As desirable as a project may be, the fact that it may not go forward without public investment would not appear to be, by itself, ample justification for the public to make the investment. If a million is being requested, is it not a reasonable expectation that at least a million will be realized in return? That’s what a private investor would expect. Accepting less makes the IDA process a corporate welfare program. From a public policy perspective, is that what we want?
And therein lies the problem. The history of tax abatements has not been a promising one. The academic studies that have been done over the years almost universally demonstrate that most such investments do not meet the results promised. The IDA may make its decisions based on projections, but all too often those projections don’t pan out and rarely is provision made for compensation to the public.
In truth, the record shows that insufficient effort is made, both before and after the fact, to both ensure and demonstrate that these investments actually produce a net gain or break-even for the public. Blind faith is not a good basis for sound public policy.
Today, many localities in many states have IDA programs, which places them in the unenviable position of competing with one another. This fortuitous circumstance for developers is a recurring nightmare for public officials. The latter face pressure to approve a given application or face the prospect of either losing it outright or to another, perhaps neighboring, community — an outcome that can be politically risky, to say the least.

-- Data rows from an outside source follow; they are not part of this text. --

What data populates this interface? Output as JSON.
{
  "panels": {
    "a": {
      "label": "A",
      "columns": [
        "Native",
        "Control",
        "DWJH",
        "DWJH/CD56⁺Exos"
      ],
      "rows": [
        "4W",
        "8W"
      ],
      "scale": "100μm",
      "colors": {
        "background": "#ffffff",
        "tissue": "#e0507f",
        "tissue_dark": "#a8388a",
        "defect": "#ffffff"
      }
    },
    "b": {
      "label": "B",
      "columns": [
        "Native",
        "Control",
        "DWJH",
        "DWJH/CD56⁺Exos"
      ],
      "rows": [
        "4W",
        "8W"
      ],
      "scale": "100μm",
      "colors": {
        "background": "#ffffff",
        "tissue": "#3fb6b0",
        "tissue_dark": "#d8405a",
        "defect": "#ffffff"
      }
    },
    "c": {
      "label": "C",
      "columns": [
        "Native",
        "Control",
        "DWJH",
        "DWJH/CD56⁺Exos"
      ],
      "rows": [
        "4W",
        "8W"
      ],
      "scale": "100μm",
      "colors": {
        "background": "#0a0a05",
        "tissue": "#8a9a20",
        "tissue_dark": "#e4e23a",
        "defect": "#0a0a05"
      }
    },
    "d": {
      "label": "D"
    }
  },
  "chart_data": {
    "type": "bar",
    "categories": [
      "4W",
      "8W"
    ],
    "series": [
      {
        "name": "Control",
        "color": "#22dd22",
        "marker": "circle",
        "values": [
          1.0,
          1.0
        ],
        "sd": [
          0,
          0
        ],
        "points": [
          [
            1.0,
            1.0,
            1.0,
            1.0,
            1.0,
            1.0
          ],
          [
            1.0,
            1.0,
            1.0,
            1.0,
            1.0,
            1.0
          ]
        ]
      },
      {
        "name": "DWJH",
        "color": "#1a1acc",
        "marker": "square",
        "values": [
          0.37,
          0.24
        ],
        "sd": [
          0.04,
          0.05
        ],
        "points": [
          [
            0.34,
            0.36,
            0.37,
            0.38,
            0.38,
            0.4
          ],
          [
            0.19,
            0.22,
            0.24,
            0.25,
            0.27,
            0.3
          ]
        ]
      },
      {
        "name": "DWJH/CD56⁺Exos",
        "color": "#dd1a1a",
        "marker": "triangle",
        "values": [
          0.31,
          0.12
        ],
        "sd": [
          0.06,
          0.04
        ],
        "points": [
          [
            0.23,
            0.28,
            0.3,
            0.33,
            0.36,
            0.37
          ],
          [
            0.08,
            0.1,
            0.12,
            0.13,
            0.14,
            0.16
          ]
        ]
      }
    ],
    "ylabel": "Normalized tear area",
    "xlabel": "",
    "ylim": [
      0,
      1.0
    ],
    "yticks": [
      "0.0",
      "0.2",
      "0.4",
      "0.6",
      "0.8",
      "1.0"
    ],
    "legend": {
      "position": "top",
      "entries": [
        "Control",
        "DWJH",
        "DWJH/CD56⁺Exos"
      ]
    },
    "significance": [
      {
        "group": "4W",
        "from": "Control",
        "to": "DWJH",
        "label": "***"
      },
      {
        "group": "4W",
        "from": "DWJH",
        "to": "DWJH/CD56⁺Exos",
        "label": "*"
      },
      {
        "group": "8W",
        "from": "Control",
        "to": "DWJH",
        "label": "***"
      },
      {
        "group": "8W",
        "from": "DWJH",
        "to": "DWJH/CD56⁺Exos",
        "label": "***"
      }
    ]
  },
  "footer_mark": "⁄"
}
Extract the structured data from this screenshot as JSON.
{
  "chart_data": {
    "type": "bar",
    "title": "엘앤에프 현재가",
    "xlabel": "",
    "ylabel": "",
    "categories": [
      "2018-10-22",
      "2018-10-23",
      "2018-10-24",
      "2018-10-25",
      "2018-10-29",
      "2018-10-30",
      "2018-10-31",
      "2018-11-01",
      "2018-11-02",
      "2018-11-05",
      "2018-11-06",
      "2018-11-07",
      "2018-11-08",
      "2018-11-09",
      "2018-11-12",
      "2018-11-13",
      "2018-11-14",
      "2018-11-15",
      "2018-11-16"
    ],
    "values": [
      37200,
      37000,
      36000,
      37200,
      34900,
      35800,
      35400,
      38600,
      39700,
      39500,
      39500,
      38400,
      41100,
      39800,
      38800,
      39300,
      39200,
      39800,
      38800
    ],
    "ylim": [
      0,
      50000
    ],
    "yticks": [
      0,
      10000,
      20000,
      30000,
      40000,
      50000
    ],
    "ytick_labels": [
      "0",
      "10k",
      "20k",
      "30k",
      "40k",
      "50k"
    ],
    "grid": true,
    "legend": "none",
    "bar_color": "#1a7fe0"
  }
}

In the end, what that means is that all too often the private developer realizes a more secure profit while the public is left holding the proverbial bag. Heads they win; tails we lose.
Contrasting the project in Clifton Park with the one proposed for Saratoga Springs is not intended to imply that one is necessarily more worthy than the other. However, the Clifton Park model at least has a cost-benefit ratio that is more beneficial to the public purse and more in line with the risk-reward equation characteristic of a capitalist-based economy.
John A. Figliozzi lives in Halfmoon and is a regular contributor to the Sunday Opinion section.